Note the bearish trends have been broken, and a new bullish trend has been established.
Next, is the daily candle chart:
Here, BTC has demonstrated demand stepping in with the long wick under yesterday’s candle.
This was no coincidence, as this was previously an area of interest for the market (look left).
Finally, here is the weekly ATR% Chart:
The ATR% chart is a great way to get some historical perspective— especially on a volatile tape.
The bear market is still fresh on the market’s mind, and there are some that believe we are still in a bear market. I am not one of those people.
There is a lot of noise out there, but at the end of the week the tape will report the score like a scoreboard. Zooming out helps tremendously.
Some questions I like to ask myself:
Has this happened before?
What clues can we take from the past and apply to the current tape?
How has the news flow impacted price, and has it mattered in the past?
Oil & Energy
Starting with the Oil chart, as I believe that drives the Energy chart:
The analog has played out very well, as I’ve been sharing for the past 2.5 years—and the monthly low wick is very near to the pitchfork line that was forecast last year (blue arrow).

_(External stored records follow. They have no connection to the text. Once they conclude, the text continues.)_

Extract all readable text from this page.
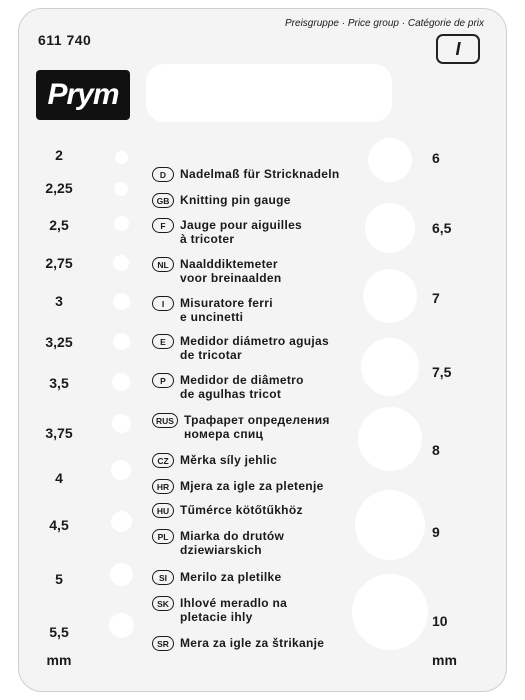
611 740
Preisgruppe · Price group · Catégorie de prix
I
Prym
2
2,25
2,5
2,75
3
3,25
3,5
3,75
4
4,5
5
5,5
6
6,5
7
7,5
8
9
10
mm	mm
D	Nadelmaß für Stricknadeln
GB Knitting pin gauge
F	Jauge pour aiguilles
à tricoter
NL Naalddiktemeter
voor breinaalden
I	Misuratore ferri
e uncinetti
E	Medidor diámetro agujas
de tricotar
P	Medidor de diâmetro
de agulhas tricot
RUS Трафарет определения
номера спиц
CZ Měrka síly jehlic
HR Mjera za igle za pletenje
HU Tűmérce kötőtűkhöz
PL Miarka do drutów
dziewiarskich
SI	Merilo za pletilke
SK Ihlové meradlo na
pletacie ihly
SR Mera za igle za štrikanje
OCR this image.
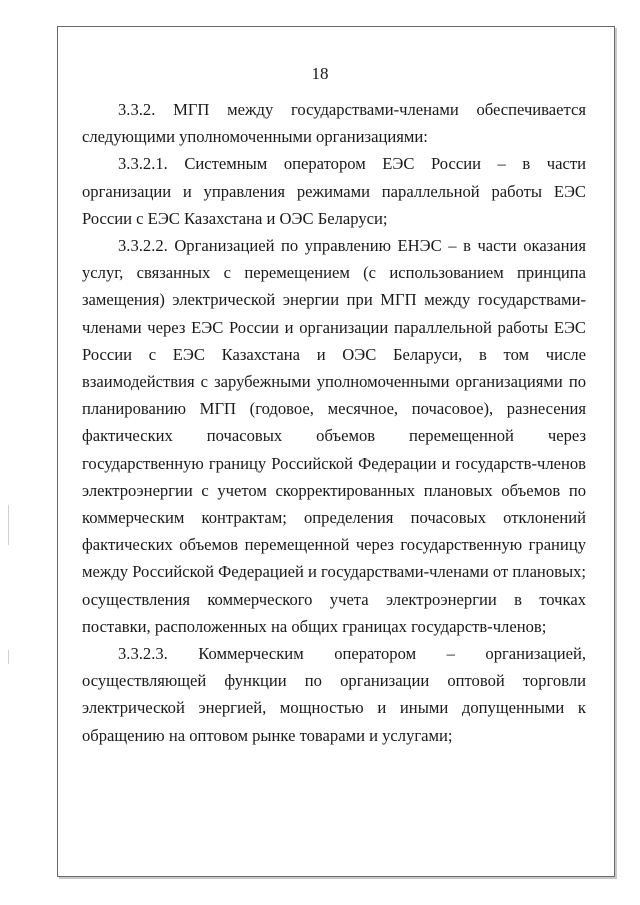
18

3.3.2. МГП между государствами-членами обеспечивается следующими уполномоченными организациями:

3.3.2.1. Системным оператором ЕЭС России – в части организации и управления режимами параллельной работы ЕЭС России с ЕЭС Казахстана и ОЭС Беларуси;

3.3.2.2. Организацией по управлению ЕНЭС – в части оказания услуг, связанных с перемещением (с использованием принципа замещения) электрической энергии при МГП между государствами-членами через ЕЭС России и организации параллельной работы ЕЭС России с ЕЭС Казахстана и ОЭС Беларуси, в том числе взаимодействия с зарубежными уполномоченными организациями по планированию МГП (годовое, месячное, почасовое), разнесения фактических почасовых объемов перемещенной через государственную границу Российской Федерации и государств-членов электроэнергии с учетом скорректированных плановых объемов по коммерческим контрактам; определения почасовых отклонений фактических объемов перемещенной через государственную границу между Российской Федерацией и государствами-членами от плановых; осуществления коммерческого учета электроэнергии в точках поставки, расположенных на общих границах государств-членов;

3.3.2.3. Коммерческим оператором – организацией, осуществляющей функции по организации оптовой торговли электрической энергией, мощностью и иными допущенными к обращению на оптовом рынке товарами и услугами;
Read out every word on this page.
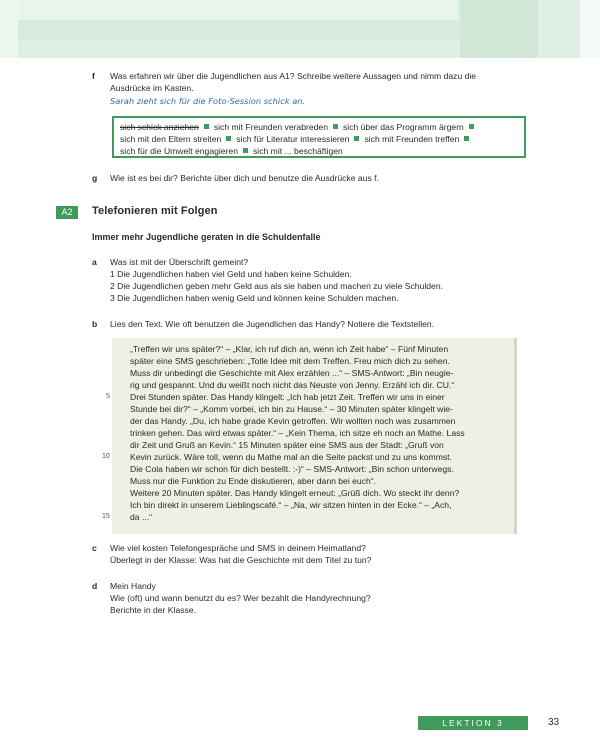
f Was erfahren wir über die Jugendlichen aus A1? Schreibe weitere Aussagen und nimm dazu die
Ausdrücke im Kasten.
Sarah zieht sich für die Foto-Session schick an.
sich schick anziehen sich mit Freunden verabreden sich über das Programm ärgern
sich mit den Eltern streiten sich für Literatur interessieren sich mit Freunden treffen
sich für die Umwelt engagieren sich mit ... beschäftigen
g Wie ist es bei dir? Berichte über dich und benutze die Ausdrücke aus f.
A2	Telefonieren mit Folgen
Immer mehr Jugendliche geraten in die Schuldenfalle
a Was ist mit der Überschrift gemeint?
1 Die Jugendlichen haben viel Geld und haben keine Schulden.
2 Die Jugendlichen geben mehr Geld aus als sie haben und machen zu viele Schulden.
3 Die Jugendlichen haben wenig Geld und können keine Schulden machen.
b Lies den Text. Wie oft benutzen die Jugendlichen das Handy? Notiere die Textstellen.
„Treffen wir uns später?“ – „Klar, ich ruf dich an, wenn ich Zeit habe“ – Fünf Minuten
später eine SMS geschrieben: „Tolle Idee mit dem Treffen. Freu mich dich zu sehen.
Muss dir unbedingt die Geschichte mit Alex erzählen ...“ – SMS-Antwort: „Bin neugie-
rig und gespannt. Und du weißt noch nicht das Neuste von Jenny. Erzähl ich dir. CU.“
Drei Stunden später. Das Handy klingelt: „Ich hab jetzt Zeit. Treffen wir uns in einer
Stunde bei dir?“ – „Komm vorbei, ich bin zu Hause.“ – 30 Minuten später klingelt wie-
der das Handy. „Du, ich habe grade Kevin getroffen. Wir wollten noch was zusammen
trinken gehen. Das wird etwas später.“ – „Kein Thema, ich sitze eh noch an Mathe. Lass
dir Zeit und Gruß an Kevin.“ 15 Minuten später eine SMS aus der Stadt: „Gruß von
Kevin zurück. Wäre toll, wenn du Mathe mal an die Seite packst und zu uns kommst.
Die Cola haben wir schon für dich bestellt. :-)“ – SMS-Antwort: „Bin schon unterwegs.
Muss nur die Funktion zu Ende diskutieren, aber dann bei euch“.
Weitere 20 Minuten später. Das Handy klingelt erneut: „Grüß dich. Wo steckt ihr denn?
Ich bin direkt in unserem Lieblingscafé.“ – „Na, wir sitzen hinten in der Ecke.“ – „Ach,
da ...“
5
10
15
c Wie viel kosten Telefongespräche und SMS in deinem Heimatland?
Überlegt in der Klasse: Was hat die Geschichte mit dem Titel zu tun?
d Mein Handy
Wie (oft) und wann benutzt du es? Wer bezahlt die Handyrechnung?
Berichte in der Klasse.
LEKTION 3	33
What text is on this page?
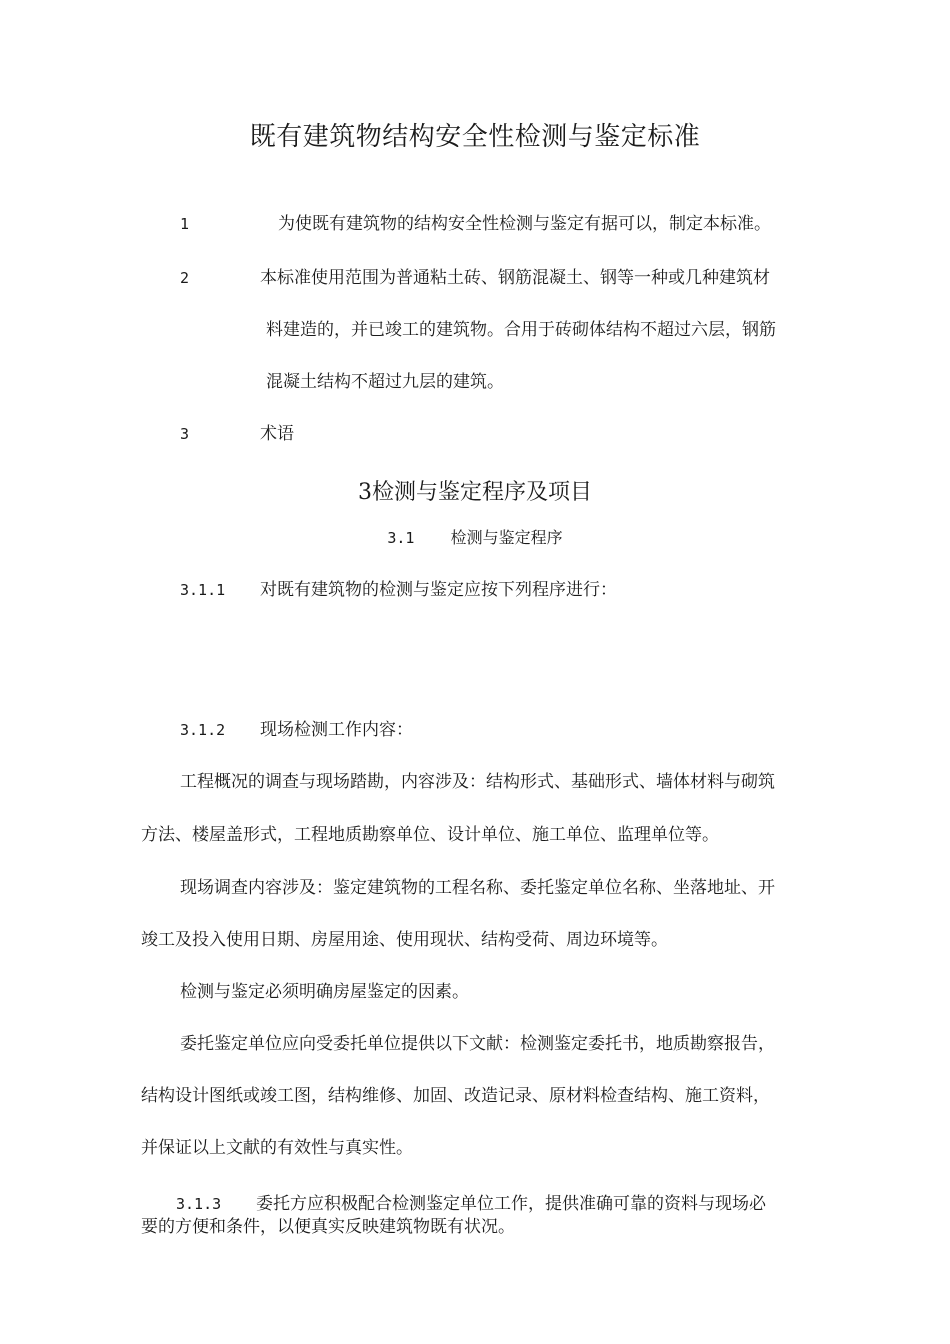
既有建筑物结构安全性检测与鉴定标准
1	为使既有建筑物的结构安全性检测与鉴定有据可以，制定本标准。
2	本标准使用范围为普通粘土砖、钢筋混凝土、钢等一种或几种建筑材
料建造的，并已竣工的建筑物。合用于砖砌体结构不超过六层，钢筋
混凝土结构不超过九层的建筑。
3	术语
3检测与鉴定程序及项目
3.1 检测与鉴定程序
3.1.1 对既有建筑物的检测与鉴定应按下列程序进行：
3.1.2 现场检测工作内容：
工程概况的调查与现场踏勘，内容涉及：结构形式、基础形式、墙体材料与砌筑
方法、楼屋盖形式，工程地质勘察单位、设计单位、施工单位、监理单位等。
现场调查内容涉及：鉴定建筑物的工程名称、委托鉴定单位名称、坐落地址、开
竣工及投入使用日期、房屋用途、使用现状、结构受荷、周边环境等。
检测与鉴定必须明确房屋鉴定的因素。
委托鉴定单位应向受委托单位提供以下文献：检测鉴定委托书，地质勘察报告，
结构设计图纸或竣工图，结构维修、加固、改造记录、原材料检查结构、施工资料，
并保证以上文献的有效性与真实性。
3.1.3 委托方应积极配合检测鉴定单位工作，提供准确可靠的资料与现场必
要的方便和条件，以便真实反映建筑物既有状况。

The analog suggests another 1-2 months of chop, but this isn’t necessarily a requirement.
How I plan to play it: Watch for another pullback and similar demand wick to show up on the monthly candles.
Energy:
XLE - Reaccumulation: Hank Pruden Analog
This insight is courtesy of the late Prof. Hank Pruden. Currently, it seems like XLE is in the volatile area, often referred to as the "creek". The "creek" represents an extended phase where there's a plentiful supply, and the bulls are gradually taking it all in until the market is ripe for price increases.
Just another month or two of this volatile phase might be all XLE requires to fully absorb the supply. After that, we could see a substantial price uptick resulting from this reaccumulation pattern.
This would align with the “1-2 months of chop” from the oil comments above.